Ways and Means' other co-chairwoman, Sen. Carol Fukunaga (D, Makiki), said the visitors bureau's appropriation goes from $25 million to zero in the upcoming fiscal biennium to ensure that the bureau is accountable for state funds, including the recent $10 million emergency appropriation it got for isle tourism promotion in Japan and the U.S. mainland.
The Cayetano administration is proposing a biennium general fund operating budget of $6.5 billion with a work force of 32,600 the first year and 33,000 the second year. The House cut $100 million -- just 18 percent of what the Senate slashed. The House reduced the state work force by 332 positions from what Cayetano wanted in the biennium's second year; the Senate cut 1,821.
Stanley said her department's request for general funds was chopped by 11 percent in the first year of the upcoming biennium, and 19 percent in the second year -- with most of the cut money slated for Medicaid or welfare-payment programs.
For instance, the administration had asked for $595 million in general funds in the first year, which the Senate panel reduced to $530 million, for a difference of $65 million. Of that amount, $36 million would have been used for welfare payments and $24 million for Medicaid reimbursements, according to the department's initial analysis.
"I don't think we should balance the budget on the backs of the poor, to make such drastic cuts in benefits," said Stanley, who added she was "in shock."
The Senate's budget plan means the department would have to return to lawmakers before the two years are over to ask for emergency appropriations, she said.
The Senate is agreeing with Cayetano's initiative to assist legal immigrants dropped under federal welfare reform by providing funding -- but only in the first year and not the second, to get them naturalized and eligible for other federal and state assistance programs.
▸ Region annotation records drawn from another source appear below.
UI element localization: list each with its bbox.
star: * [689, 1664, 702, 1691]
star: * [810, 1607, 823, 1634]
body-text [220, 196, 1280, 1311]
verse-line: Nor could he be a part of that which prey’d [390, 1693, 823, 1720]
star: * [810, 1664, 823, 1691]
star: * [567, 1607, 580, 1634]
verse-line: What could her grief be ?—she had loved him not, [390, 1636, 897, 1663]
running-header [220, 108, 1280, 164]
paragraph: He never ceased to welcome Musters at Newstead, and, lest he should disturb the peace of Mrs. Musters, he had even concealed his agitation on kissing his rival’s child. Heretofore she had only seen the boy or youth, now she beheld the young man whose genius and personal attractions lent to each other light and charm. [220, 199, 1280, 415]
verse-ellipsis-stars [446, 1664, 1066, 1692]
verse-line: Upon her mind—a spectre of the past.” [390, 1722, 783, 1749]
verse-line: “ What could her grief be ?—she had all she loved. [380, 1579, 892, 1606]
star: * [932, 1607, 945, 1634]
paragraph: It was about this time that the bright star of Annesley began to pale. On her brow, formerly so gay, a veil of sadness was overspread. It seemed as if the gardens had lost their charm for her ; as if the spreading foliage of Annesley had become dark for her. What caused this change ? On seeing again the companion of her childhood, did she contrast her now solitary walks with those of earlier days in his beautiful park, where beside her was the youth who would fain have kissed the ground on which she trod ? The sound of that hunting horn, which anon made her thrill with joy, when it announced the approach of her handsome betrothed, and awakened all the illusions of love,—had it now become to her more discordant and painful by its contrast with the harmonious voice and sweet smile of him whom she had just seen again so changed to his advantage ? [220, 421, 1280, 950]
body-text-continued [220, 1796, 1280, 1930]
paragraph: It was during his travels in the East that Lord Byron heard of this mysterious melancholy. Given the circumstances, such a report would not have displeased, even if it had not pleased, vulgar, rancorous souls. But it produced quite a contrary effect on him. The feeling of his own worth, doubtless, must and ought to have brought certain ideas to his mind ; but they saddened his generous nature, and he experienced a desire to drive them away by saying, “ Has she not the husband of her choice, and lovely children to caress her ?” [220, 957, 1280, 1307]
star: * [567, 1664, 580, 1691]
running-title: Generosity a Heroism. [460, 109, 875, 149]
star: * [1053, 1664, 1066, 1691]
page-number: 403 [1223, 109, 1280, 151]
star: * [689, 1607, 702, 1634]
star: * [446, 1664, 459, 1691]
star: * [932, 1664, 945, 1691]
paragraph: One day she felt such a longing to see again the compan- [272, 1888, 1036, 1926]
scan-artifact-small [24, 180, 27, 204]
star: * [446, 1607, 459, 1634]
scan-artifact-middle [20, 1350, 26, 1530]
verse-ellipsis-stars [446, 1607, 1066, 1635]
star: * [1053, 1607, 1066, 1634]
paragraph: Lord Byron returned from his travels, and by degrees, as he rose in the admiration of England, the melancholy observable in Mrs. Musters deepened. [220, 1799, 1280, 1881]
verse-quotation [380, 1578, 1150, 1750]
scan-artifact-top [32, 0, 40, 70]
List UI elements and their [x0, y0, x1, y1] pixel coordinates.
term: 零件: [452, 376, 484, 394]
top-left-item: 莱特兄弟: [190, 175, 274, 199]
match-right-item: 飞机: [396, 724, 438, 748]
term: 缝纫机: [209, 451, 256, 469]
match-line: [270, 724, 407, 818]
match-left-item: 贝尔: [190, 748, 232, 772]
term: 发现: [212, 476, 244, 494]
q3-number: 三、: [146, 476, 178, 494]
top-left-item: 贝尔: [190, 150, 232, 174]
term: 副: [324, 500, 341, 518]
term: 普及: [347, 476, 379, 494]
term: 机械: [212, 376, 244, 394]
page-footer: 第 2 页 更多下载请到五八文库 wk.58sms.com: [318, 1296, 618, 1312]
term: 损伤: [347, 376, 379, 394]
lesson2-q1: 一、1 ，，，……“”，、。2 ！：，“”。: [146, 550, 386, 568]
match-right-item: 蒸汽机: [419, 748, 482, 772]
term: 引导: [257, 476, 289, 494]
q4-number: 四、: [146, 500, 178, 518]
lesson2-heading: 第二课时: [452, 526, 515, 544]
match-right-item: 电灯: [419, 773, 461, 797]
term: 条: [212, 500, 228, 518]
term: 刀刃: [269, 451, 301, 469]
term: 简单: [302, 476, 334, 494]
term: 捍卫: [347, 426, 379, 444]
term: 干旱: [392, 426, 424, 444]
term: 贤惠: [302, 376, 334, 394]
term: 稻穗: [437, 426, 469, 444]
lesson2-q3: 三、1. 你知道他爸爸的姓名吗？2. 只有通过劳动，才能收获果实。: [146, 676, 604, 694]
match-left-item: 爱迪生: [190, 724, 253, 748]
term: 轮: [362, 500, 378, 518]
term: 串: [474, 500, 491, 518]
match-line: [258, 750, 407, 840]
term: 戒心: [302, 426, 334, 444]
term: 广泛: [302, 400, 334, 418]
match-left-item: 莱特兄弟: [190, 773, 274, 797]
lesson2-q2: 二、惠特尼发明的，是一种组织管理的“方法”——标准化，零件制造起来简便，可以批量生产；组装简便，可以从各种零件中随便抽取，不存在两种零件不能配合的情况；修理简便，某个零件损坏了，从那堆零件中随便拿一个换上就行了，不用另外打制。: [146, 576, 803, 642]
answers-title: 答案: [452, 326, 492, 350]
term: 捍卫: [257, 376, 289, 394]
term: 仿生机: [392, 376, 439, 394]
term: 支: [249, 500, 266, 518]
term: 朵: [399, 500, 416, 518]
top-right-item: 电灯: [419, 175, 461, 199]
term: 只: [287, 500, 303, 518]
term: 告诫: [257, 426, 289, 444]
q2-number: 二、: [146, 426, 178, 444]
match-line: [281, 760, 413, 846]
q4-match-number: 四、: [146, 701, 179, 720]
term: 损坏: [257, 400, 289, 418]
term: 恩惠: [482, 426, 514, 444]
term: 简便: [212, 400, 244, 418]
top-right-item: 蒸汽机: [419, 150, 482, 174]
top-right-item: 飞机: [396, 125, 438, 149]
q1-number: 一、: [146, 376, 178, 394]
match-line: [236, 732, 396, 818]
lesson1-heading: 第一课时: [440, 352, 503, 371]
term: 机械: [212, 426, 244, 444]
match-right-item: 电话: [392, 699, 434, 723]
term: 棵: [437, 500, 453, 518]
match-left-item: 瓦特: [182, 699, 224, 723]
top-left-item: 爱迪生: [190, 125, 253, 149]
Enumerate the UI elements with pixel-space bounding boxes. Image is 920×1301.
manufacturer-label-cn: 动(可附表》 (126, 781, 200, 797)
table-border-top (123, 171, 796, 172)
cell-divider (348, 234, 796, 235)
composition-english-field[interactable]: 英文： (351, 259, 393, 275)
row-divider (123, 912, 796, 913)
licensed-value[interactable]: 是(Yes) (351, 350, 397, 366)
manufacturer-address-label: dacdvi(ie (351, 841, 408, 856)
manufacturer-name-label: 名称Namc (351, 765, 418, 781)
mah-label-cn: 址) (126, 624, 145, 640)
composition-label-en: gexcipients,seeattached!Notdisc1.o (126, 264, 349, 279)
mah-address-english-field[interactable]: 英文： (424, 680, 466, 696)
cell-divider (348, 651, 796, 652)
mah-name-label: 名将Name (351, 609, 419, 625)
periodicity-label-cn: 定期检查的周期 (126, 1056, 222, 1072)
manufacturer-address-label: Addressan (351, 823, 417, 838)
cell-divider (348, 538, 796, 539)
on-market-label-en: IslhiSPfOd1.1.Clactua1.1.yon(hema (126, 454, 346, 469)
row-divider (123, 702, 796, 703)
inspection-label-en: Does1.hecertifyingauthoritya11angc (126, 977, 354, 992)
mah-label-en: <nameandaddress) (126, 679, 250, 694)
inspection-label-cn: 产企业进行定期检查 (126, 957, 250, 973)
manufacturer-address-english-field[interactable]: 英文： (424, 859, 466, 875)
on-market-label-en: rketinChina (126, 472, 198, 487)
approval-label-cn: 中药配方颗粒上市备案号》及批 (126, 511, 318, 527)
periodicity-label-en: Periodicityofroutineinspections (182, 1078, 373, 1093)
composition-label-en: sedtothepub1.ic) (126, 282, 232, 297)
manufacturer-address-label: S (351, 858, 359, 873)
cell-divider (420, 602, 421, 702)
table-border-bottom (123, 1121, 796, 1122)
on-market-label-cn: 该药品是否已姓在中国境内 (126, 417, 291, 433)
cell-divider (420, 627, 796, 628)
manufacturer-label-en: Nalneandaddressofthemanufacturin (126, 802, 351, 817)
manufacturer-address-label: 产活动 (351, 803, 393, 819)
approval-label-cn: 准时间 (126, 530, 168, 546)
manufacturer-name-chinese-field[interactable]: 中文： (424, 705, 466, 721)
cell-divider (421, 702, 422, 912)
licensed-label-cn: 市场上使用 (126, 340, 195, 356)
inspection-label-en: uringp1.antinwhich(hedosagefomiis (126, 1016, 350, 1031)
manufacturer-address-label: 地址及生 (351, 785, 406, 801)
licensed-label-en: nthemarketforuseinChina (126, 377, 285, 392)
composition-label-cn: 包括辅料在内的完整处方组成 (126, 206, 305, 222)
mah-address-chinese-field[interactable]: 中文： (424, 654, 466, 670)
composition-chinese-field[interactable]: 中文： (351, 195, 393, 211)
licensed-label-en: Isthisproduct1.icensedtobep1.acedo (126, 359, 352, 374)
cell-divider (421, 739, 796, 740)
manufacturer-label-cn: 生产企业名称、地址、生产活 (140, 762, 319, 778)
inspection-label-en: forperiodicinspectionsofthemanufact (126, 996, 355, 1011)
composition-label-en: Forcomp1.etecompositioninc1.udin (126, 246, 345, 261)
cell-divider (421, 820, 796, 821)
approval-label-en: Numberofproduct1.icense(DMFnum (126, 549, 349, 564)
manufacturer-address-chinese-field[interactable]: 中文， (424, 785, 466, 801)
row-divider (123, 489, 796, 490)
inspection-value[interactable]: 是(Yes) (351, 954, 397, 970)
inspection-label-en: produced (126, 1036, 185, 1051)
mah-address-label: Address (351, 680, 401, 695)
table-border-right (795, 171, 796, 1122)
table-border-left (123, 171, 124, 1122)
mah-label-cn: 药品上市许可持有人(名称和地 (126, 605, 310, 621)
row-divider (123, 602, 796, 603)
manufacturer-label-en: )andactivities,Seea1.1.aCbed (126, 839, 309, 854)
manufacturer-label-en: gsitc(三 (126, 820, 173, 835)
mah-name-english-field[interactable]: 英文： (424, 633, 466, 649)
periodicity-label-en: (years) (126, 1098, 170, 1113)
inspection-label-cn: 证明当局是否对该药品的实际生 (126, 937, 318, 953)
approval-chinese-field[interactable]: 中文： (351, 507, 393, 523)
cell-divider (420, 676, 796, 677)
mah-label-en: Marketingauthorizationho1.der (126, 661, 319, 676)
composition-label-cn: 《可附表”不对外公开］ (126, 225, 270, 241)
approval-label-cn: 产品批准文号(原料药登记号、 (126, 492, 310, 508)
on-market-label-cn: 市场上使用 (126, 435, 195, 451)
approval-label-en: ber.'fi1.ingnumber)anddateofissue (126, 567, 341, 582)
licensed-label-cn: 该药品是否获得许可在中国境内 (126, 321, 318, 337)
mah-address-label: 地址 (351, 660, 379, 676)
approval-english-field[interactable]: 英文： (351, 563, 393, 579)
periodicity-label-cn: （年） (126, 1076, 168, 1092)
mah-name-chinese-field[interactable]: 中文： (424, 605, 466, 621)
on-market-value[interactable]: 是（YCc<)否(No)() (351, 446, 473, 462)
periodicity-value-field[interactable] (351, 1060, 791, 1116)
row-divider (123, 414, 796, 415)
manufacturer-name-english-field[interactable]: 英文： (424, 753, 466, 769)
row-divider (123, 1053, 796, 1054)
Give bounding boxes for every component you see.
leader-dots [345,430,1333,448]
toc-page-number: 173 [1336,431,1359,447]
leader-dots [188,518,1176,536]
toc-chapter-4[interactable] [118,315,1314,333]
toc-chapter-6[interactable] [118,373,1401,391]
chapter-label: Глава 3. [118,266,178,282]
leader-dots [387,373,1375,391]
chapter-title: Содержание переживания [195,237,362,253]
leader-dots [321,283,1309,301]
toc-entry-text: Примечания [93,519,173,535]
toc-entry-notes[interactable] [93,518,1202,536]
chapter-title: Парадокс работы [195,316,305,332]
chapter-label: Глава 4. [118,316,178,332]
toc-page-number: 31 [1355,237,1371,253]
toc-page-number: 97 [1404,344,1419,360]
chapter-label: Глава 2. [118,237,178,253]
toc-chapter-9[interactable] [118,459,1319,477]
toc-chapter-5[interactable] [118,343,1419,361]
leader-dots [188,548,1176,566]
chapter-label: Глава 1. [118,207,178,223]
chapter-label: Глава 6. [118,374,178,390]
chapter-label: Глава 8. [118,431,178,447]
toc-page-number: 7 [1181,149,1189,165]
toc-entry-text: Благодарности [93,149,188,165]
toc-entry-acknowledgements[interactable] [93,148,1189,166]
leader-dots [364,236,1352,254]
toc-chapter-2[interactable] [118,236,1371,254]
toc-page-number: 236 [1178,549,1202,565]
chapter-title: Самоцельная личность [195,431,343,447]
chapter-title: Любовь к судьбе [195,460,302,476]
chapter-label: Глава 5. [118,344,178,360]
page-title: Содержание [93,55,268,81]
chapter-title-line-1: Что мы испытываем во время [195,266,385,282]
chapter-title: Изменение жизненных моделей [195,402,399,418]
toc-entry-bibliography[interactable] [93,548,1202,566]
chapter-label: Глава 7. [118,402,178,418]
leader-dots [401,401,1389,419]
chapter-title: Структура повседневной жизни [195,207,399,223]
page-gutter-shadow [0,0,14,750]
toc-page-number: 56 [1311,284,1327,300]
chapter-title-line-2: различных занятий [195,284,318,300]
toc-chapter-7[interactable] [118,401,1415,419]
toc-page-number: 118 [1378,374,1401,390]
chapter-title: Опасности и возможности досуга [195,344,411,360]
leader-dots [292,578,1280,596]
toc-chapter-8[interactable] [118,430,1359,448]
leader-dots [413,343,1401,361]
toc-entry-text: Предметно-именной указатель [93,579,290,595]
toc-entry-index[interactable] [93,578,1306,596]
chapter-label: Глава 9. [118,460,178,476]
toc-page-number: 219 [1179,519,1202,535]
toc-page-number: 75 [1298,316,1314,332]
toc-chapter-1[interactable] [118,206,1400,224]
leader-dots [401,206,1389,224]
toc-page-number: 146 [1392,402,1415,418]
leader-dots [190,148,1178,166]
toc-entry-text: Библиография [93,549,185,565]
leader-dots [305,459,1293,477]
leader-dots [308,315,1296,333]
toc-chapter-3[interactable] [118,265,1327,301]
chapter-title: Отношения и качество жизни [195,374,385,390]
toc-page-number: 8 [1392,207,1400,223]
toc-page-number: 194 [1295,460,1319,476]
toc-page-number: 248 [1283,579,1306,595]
Of particular concern to the department is the state's general assistance program, which now assists roughly 6,000 single disabled people.
The administration had asked for $27.1 million to fund the program in each of the two years, but the Senate budget cuts the request to $11.8 million and $10.9 million.
Under state law, the administration cannot ask for an emergency appropriation for general assistance and must cope with the money it is appropriated, Stanley said.
That means those welfare payments would have to be dramatically cut from the current monthly level of about $340, she said.
Robert Nakata, co-chairman of the Committee on Welfare Concerns, said general assistance recipients could end up getting $150 a month.
"That's basically throwing them out on the streets," he said.